Interview with Hayley Squires The Commuter

Category: News Release

Can you explain a little bit about your episode, The Commuter?

It follows Timothy Spall’s character who is your average hard-working man who works at a train station and has done for many years. He has quite a complex family life as his son has a psychotic disorder that he suffers quite badly from. We begin with Tim’s character and watching how he deals with that as well as the run of the mill, stressful nature of his life. He tries to do the best for everybody and one day at the train station he comes across a woman who wants to take a train to Macon Heights. Tim follows her and ends up on this train that takes him to this alternative world of Macon Heights, which is a beautiful, clean-cut, friendly place. It’s about him becoming addicted to escaping to this place and his struggle with existing there and existing in the “real” world.

 

Can you tell me about the character you play?

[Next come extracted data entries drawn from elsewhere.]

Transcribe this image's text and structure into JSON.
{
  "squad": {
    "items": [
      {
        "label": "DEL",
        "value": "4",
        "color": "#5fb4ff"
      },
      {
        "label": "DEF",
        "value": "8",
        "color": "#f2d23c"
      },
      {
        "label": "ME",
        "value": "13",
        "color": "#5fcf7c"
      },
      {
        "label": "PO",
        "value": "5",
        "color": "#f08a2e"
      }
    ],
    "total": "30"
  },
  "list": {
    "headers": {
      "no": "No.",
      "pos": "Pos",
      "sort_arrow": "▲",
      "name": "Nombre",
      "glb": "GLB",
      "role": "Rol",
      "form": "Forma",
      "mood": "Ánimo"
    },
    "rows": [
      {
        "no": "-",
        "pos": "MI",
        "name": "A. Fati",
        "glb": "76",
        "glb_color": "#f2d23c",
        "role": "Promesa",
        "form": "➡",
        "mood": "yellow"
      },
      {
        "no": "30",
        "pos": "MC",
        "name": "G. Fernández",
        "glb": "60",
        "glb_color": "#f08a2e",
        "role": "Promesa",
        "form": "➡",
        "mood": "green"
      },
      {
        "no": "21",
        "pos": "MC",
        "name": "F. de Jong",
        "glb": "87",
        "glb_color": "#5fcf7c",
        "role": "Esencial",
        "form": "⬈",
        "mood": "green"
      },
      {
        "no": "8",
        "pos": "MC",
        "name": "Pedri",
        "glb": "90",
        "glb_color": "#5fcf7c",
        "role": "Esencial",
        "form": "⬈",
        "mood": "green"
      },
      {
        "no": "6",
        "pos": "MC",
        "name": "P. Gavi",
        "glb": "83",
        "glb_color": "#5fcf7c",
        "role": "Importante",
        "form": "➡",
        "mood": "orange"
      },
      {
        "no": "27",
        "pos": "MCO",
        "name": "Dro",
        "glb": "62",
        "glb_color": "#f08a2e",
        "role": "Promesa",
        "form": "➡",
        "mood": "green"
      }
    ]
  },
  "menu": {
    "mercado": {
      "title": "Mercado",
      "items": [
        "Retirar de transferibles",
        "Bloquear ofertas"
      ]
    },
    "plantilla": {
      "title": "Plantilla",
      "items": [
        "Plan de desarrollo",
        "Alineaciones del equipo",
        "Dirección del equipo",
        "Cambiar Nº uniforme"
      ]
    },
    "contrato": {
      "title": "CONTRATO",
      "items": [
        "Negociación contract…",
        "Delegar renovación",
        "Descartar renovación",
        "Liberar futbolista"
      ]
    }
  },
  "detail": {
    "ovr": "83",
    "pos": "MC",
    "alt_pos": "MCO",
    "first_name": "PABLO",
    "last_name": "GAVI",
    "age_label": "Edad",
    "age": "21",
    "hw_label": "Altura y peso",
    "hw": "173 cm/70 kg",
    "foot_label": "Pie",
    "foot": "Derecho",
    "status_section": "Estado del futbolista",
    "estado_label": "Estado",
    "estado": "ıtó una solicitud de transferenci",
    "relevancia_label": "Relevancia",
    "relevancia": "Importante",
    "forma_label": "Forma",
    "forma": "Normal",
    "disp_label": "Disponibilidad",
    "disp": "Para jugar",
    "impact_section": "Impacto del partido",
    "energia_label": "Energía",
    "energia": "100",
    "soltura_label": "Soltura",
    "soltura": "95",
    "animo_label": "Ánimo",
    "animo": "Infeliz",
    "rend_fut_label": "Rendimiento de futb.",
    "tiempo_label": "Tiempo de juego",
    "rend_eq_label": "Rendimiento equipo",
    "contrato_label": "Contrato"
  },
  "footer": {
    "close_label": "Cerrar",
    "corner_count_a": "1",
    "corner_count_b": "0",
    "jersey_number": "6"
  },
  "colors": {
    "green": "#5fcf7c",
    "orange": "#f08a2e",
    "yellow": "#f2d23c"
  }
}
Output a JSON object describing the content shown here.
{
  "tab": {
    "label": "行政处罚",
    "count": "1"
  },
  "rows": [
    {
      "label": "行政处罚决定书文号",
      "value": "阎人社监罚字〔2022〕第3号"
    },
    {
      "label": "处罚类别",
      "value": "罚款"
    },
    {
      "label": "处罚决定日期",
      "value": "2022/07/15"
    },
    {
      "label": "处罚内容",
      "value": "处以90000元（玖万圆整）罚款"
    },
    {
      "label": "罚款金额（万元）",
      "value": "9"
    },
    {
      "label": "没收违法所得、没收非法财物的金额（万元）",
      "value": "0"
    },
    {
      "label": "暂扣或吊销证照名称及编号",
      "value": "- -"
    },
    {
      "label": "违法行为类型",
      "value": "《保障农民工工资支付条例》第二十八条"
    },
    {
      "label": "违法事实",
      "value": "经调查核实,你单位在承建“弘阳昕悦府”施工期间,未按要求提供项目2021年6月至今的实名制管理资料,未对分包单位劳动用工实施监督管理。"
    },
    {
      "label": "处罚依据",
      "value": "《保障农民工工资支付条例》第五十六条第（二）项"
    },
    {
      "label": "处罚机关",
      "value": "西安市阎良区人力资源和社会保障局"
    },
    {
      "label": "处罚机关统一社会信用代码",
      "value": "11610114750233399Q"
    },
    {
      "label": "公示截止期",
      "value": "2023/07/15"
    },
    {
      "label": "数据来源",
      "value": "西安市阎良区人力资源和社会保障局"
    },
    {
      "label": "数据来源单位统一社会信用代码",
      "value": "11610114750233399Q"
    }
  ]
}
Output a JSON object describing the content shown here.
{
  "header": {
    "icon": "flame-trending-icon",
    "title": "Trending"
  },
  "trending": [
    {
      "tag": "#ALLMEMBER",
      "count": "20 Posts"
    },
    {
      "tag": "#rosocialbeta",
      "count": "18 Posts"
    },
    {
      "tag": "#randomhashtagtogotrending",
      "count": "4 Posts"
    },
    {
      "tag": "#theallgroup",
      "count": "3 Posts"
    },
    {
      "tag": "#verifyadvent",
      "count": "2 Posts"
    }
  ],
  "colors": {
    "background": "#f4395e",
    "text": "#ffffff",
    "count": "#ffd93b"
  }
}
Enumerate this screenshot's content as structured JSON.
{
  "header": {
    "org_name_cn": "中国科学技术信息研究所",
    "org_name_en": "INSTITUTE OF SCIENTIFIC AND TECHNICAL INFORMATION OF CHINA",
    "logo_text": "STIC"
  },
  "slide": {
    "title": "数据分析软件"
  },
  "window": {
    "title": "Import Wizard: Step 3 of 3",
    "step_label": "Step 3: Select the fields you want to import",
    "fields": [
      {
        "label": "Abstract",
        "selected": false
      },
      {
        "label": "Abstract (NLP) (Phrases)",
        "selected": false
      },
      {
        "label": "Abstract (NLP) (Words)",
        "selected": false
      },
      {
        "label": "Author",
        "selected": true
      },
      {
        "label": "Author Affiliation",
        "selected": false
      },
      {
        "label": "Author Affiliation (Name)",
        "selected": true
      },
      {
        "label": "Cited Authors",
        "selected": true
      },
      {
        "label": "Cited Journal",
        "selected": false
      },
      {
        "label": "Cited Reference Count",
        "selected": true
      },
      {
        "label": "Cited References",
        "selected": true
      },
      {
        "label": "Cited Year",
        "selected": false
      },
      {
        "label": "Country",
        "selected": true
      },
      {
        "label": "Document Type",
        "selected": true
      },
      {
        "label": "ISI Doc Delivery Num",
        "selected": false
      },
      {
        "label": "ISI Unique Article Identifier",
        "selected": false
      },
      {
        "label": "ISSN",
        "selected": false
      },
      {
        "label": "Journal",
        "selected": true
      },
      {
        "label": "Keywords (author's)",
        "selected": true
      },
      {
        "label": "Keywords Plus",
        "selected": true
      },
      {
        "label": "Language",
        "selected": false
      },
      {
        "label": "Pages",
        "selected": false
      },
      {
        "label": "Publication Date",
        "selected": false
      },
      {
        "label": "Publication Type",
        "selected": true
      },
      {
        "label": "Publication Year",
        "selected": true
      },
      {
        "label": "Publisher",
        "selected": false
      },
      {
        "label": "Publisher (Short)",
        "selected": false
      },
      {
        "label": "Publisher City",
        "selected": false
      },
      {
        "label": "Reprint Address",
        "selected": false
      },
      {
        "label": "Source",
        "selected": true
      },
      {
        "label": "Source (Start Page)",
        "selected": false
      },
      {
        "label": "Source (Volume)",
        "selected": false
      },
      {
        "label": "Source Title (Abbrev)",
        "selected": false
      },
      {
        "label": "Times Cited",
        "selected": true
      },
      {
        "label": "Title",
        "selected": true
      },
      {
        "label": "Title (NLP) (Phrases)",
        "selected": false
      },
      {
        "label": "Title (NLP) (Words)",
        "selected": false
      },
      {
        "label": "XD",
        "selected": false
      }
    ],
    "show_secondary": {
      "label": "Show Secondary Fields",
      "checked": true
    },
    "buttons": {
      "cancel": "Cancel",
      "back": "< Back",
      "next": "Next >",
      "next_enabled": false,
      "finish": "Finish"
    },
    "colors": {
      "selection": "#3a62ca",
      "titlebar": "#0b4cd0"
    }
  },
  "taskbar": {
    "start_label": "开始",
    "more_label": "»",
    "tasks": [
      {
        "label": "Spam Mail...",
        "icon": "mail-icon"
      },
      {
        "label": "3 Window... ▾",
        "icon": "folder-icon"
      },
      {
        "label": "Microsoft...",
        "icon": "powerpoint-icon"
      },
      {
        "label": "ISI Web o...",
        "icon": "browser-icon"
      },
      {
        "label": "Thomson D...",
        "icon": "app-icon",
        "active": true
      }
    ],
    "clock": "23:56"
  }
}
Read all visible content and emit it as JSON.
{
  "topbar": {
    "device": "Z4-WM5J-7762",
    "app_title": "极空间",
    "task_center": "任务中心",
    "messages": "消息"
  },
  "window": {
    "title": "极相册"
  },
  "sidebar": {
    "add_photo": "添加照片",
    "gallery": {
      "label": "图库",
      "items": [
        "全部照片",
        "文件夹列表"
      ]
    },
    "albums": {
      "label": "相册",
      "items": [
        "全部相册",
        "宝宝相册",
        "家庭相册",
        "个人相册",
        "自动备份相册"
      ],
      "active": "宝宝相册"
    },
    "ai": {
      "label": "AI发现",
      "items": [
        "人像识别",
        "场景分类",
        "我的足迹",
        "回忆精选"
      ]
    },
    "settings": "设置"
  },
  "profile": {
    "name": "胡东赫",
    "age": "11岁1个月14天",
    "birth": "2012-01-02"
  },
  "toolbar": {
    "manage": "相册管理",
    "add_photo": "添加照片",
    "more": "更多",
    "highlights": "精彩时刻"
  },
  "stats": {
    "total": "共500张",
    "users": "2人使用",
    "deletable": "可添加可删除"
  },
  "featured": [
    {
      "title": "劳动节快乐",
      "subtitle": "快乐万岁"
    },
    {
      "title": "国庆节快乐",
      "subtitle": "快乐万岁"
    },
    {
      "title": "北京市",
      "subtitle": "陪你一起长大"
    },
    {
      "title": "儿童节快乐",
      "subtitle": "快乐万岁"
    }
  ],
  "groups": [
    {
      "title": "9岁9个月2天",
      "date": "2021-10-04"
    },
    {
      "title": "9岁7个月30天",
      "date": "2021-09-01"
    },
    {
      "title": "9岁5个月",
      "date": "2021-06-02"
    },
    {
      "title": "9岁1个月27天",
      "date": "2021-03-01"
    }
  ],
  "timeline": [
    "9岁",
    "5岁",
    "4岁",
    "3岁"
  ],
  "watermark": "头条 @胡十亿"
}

Within Macon Heights you come to find out that all the people that Tim’s character comes across are all there for a reason, having escaped the real world for one reason or another, and have chosen to live in Macon Heights. I play a waitress in a coffee shop/café that Tim comes to and I serve him cake and hot chocolate every time he comes to visit. We sit and have conversations with each other that go from being light and beautiful. But as Tim’s world unravels you find out that my character is hiding something and is trying to escape something dark that happened to her, and that is why she has chosen to exist in Macon Heights.

 

What was it that attracted you to this project?

I read the script,I thought it was brilliant and I was really interested. It’s so theatrical because of the alternative world so I was interested to see how that would transfer onto screen. I wanted to work with Tom Harper, the director. I had seen his episodes of Peaky Blinders and other pieces of work that he had done and I just thought he was brilliant. Knowing that Tim was playing that character in all of my scenes was a perfect combination.

 

How did you enjoy working with Timothy Spall?

It was great. I had to shoot all of my stuff in a short space of time so it was quite intense but it meant we got to do the journey in chronological order which was really nice as their conversations get more and more intense as they go on and find out about each other. I actually worked on a film with Tim in 2014 but we didn’t have any scenes together so it was really nice to watch him. He’s a legend. I sometimes got a bit distracted watching him on the other side of the camera instead of responding in the way that I should have. That’s happened a couple of times on his moments but he was great, very encouraging. Between the three of us me, him and Tom [Harper] we had to work out how to translate this journey onto screen without its seeming too radical or bizarre so that it was routed in human feeling.

 

Were you already a Philip K. Dick fan? Had you read any of his stuff, or seen any of the screen adaptations?

Blade Runner and Minority Report were the two that I had seen. I didn’t realise the amount of work he had done and where he began. Funnily enough when I went for the audition I was doing a play called The Pitchfork Disney by Philip Ridley, and at the beginning of the play he uses a quote from one of Philip K. Dick’s stories. It was really odd because I remember seeing that and looking Philip K. Dick up, and looking at his stories, and a couple of weeks later this script came through and I went to the audition - it was a bit strange!

 

What was the experience of filming like?

We were trying to work out how otherworldly we were supposed to make Macon Heights and make this other reality. Tom [Harper] was specific about the fact he didn’t want to make it bizarre but it should have a feeling of America in the 50’s. The set design was incredible and the costume design, the colours were incredible; it sort of did the work for you. It was freezing in there and we were surrounded by these beautiful cakes. Across the episode I give Tim about 6 different cakes and we were trying to work out which ones were real and which weren’t.!

The series is so varied, and his stories are all so different. What do you see as the universal themes that unite his work?

From what I know of his work, it seems to be that he creates stories where he wants to explore the extraordinary nature of human feelings and human relationships and connections and what we are capable of. All of the stories in one way or another cross over into a wider world or alternative world or something that seems beyond our reality but with very human emotions and relationships. It’s almost like he’s expressing that we feel such extraordinary things and we can feel such extraordinary connections with each other that it has to go into this other world. Also escape runs through quite a lot of his work, escape from one’s self or the word that you think you can’t belong in.

 

Why do you think so many of his stories are still being made today?

His stories are timeless because they are about emotional connection and ultimately how people attempt to survive in the world, which people are always going to be able to tell stories about. Particularly in terms of the entertainment of his storytelling, it doesn’t just exist in the mundane or domestic so he takes the human experience which every single person can relate to and then puts it in this more fantastical setting. He talks about what it is that makes the world run - so politicians, nature, money and love - all of those things that exist that keep the world together. Then in 2016/2017 those things across the world have been tested in a big way so I think that’s probably why his work is very relevant and of the moment.